Coming Soon to a Neighborhood Near You!

By Pamela Shivola
Thursday July 16, 2009 - 10:50:00 AM

The Department of Energy (DOE) and the Lawrence Berkeley National Laboratory (LBNL) are proposing to build an experimental High Energy Plasma Laser Accelerator Facility (“BELLA”) just 448 feet from a residential neighborhood in Northeast Berkeley, and 516 feet from the Lawrence Hall of Science, a children’s school and museum. 

The proposed facility is to be located at LBNL in an existing building (Building 71), which was previously deemed seismically unsafe and is located in a landslide area. The site is crisscrossed by several earthquake faults according to a 1984 Converse Consultants Report. It is also next to the North Fork of Strawberry Creek and one of the many springs of the Strawberry Creek Watershed. Past operations of the HILAC accelerator, in the same building, contaminated groundwater and soil in the area with volatile organic compounds, Freon, radioactive Curium 244 and tritium, according to LBNL’s Site Restoration Program Reports. 

DOE is currently circulating an environmental assessment under the National Environmental Policy Act (NEPA) on this project, for the purpose of soliciting public comments on the assessment, which can be obtained from LBNL’s website, www.lbl.gov/community/BELLA.The comment period ends July 18.  

The Petawatt-class laser accelerator will be capable of accelerating beams to energies in the order of 10 billion electron-volts (GeV). The 10 billion electron-volt BELLA is 60 percent more powerful than LBNL’s Bevatron accelerator, now in the process of being demolished, which reached 6.2 GeV as reported by Franke and Greenhouse (“Review of Radiological Monitoring at LBNL: Final Report,” City of Berkeley, 2001). 

Operating accelerators produce a variety of radiation fields, including neutrons, gamma rays, muons and other radiations. This accelerator is no different. The Franke and Greenhouse Report also revealed that in the past 800 mrem/y radiation doses, measured at the Olympus Gate monitoring station, (located between the homes and Building 71), exceeded the then allowed annual dose of 500 mrem/y by 60 percent. 

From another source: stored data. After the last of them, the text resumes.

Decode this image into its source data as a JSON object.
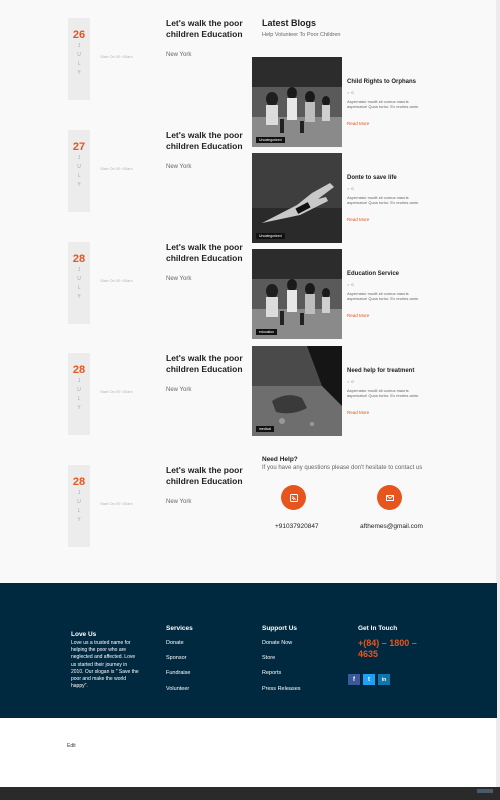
{
  "events": [
    {
      "day": "26",
      "month": [
        "J",
        "U",
        "L",
        "Y"
      ],
      "time": "Start On 09 :00am",
      "title": "Let's walk the poor children Education",
      "place": "New York"
    },
    {
      "day": "27",
      "month": [
        "J",
        "U",
        "L",
        "Y"
      ],
      "time": "Start On 09 :00am",
      "title": "Let's walk the poor children Education",
      "place": "New York"
    },
    {
      "day": "28",
      "month": [
        "J",
        "U",
        "L",
        "Y"
      ],
      "time": "Start On 09 :00am",
      "title": "Let's walk the poor children Education",
      "place": "New York"
    },
    {
      "day": "28",
      "month": [
        "J",
        "U",
        "L",
        "Y"
      ],
      "time": "Start On 09 :00am",
      "title": "Let's walk the poor children Education",
      "place": "New York"
    },
    {
      "day": "28",
      "month": [
        "J",
        "U",
        "L",
        "Y"
      ],
      "time": "Start On 09 :00am",
      "title": "Let's walk the poor children Education",
      "place": "New York"
    }
  ],
  "blogs": {
    "heading": "Latest Blogs",
    "subheading": "Help Volunteer To Poor Children",
    "posts": [
      {
        "title": "Child Rights to Orphans",
        "comments": "0",
        "excerpt": "Aspernatur modit sit cumus mauris aspernatur! Quos tortor. Ex reories anim.",
        "more": "Read More",
        "tag": "Uncategorized",
        "image": "children-running-photo"
      },
      {
        "title": "Donte to save life",
        "comments": "0",
        "excerpt": "Aspernatur modit sit cumus mauris aspernatur! Quos tortor. Ex reories anim.",
        "more": "Read More",
        "tag": "Uncategorized",
        "image": "outstretched-hand-photo"
      },
      {
        "title": "Education Service",
        "comments": "0",
        "excerpt": "Aspernatur modit sit cumus mauris aspernatur! Quos tortor. Ex reories anim.",
        "more": "Read More",
        "tag": "education",
        "image": "children-running-photo"
      },
      {
        "title": "Need help for treatment",
        "comments": "0",
        "excerpt": "Aspernatur modit sit cumus mauris aspernatur! Quos tortor. Ex reories anim.",
        "more": "Read More",
        "tag": "medical",
        "image": "hand-on-ground-photo"
      }
    ]
  },
  "help": {
    "heading": "Need Help?",
    "text": "If you have any questions please don't hesitate to contact us",
    "phone": "+91037920847",
    "email": "afthemes@gmail.com",
    "phone_icon": "phone-icon",
    "email_icon": "mail-icon"
  },
  "footer": {
    "about": {
      "heading": "Love Us",
      "text": "Love us a trusted name for helping the poor who are neglected and affected. Love us started their journey in 2010. Our slogan is \" Save the poor and make the world happy\"."
    },
    "services": {
      "heading": "Services",
      "links": [
        "Donate",
        "Sponsor",
        "Fundraise",
        "Volunteer"
      ]
    },
    "support": {
      "heading": "Support Us",
      "links": [
        "Donate Now",
        "Store",
        "Reports",
        "Press Releases"
      ]
    },
    "contact": {
      "heading": "Get In Touch",
      "phone": "+(84) – 1800 – 4635"
    },
    "social": [
      {
        "icon": "facebook-icon",
        "glyph": "f",
        "color": "#3b5998"
      },
      {
        "icon": "twitter-icon",
        "glyph": "t",
        "color": "#1da1f2"
      },
      {
        "icon": "linkedin-icon",
        "glyph": "in",
        "color": "#0e76a8"
      }
    ]
  },
  "edit_link": "Edit",
  "colors": {
    "accent": "#e8541d",
    "footer_bg": "#002940",
    "main_bg": "#f9f9f9"
  }
}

Is it a coincidence that this monitoring station no longer appears on LBNL’s Site Environmental Report maps, and that the station now, surrounded by vegetation, seems abandoned? 

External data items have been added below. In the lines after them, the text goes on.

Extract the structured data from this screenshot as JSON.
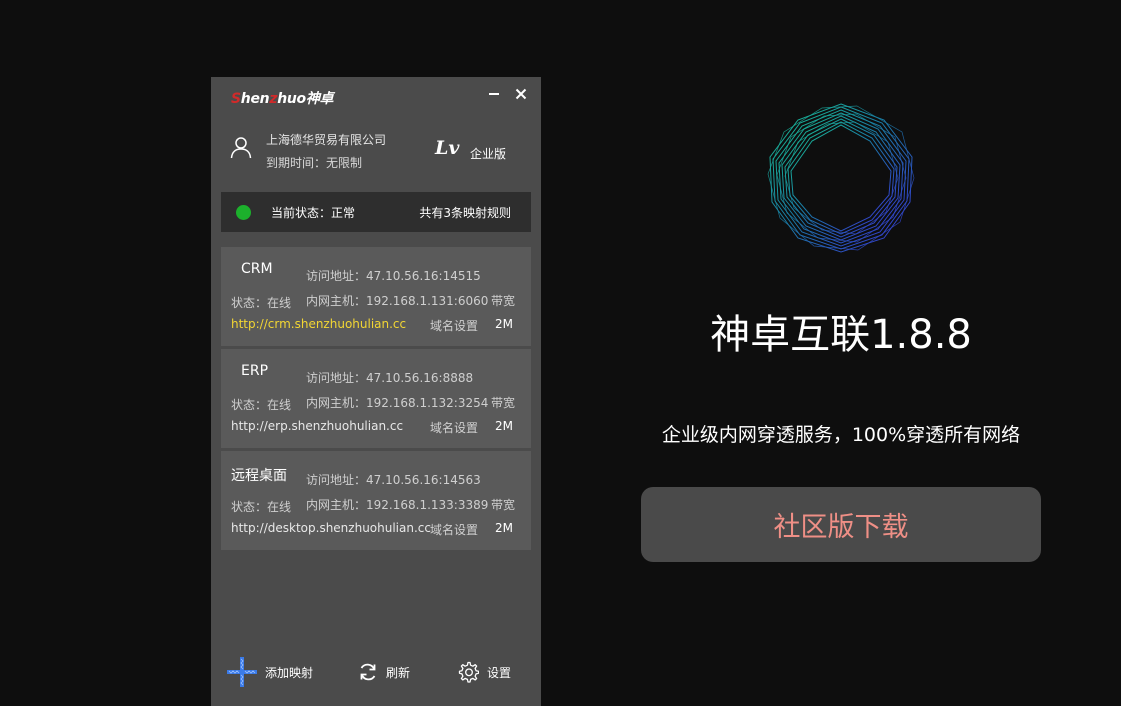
{
  "app": {
    "logo_prefix": "S",
    "logo_mid1": "hen",
    "logo_z": "z",
    "logo_mid2": "huo",
    "logo_cn": "神卓",
    "window_controls": {
      "minimize": "−",
      "close": "✕"
    }
  },
  "account": {
    "company": "上海德华贸易有限公司",
    "expiry": "到期时间：无限制",
    "level_mark": "Lv",
    "edition": "企业版"
  },
  "status": {
    "text": "当前状态：正常",
    "rule_count": "共有3条映射规则",
    "color": "#1cb02c"
  },
  "mappings": [
    {
      "name": "CRM",
      "access": "访问地址：47.10.56.16:14515",
      "state": "状态：在线",
      "host": "内网主机：192.168.1.131:6060",
      "bandwidth_label": "带宽",
      "url": "http://crm.shenzhuohulian.cc",
      "domain_settings": "域名设置",
      "bandwidth": "2M"
    },
    {
      "name": "ERP",
      "access": "访问地址：47.10.56.16:8888",
      "state": "状态：在线",
      "host": "内网主机：192.168.1.132:3254",
      "bandwidth_label": "带宽",
      "url": "http://erp.shenzhuohulian.cc",
      "domain_settings": "域名设置",
      "bandwidth": "2M"
    },
    {
      "name": "远程桌面",
      "access": "访问地址：47.10.56.16:14563",
      "state": "状态：在线",
      "host": "内网主机：192.168.1.133:3389",
      "bandwidth_label": "带宽",
      "url": "http://desktop.shenzhuohulian.cc",
      "domain_settings": "域名设置",
      "bandwidth": "2M"
    }
  ],
  "toolbar": {
    "add": "添加映射",
    "refresh": "刷新",
    "settings": "设置"
  },
  "promo": {
    "title": "神卓互联1.8.8",
    "tagline": "企业级内网穿透服务，100%穿透所有网络",
    "download": "社区版下载"
  },
  "colors": {
    "background": "#0e0e0e",
    "panel": "#4b4b4b",
    "card": "#5a5a5a",
    "highlight_url": "#f2d633",
    "download_text": "#ef8f86",
    "logo_red": "#d12a2a"
  },
  "icons": {
    "user": "user-icon",
    "add": "plus-icon",
    "refresh": "refresh-icon",
    "settings": "gear-icon",
    "logo_ring": "ring-logo-icon"
  }
}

A full blown environmental impact statement under NEPA and an environmental impact report under CEQA is essential, due to the proposed facility’s proximity to sensitive receptors and the natural (the Hayward Earthquake Fault Zone, High-Risk Fire Area) and man-made hazards (contamination) of the site. 

Email your comments to kim.abbott@bso.science.doe.gov before the July 18 deadline. 

 

Note: In 2005 the National Academy of Sciences Panel: BEIR VII, Committee on Biological Effects of Ionizing Radiation determined that there is no safe dose of ionizing radiation, no exposure level below which dosage is harmless!  

 

Pamela Sihvola is a member of the Committee to Minimize Toxic Waste.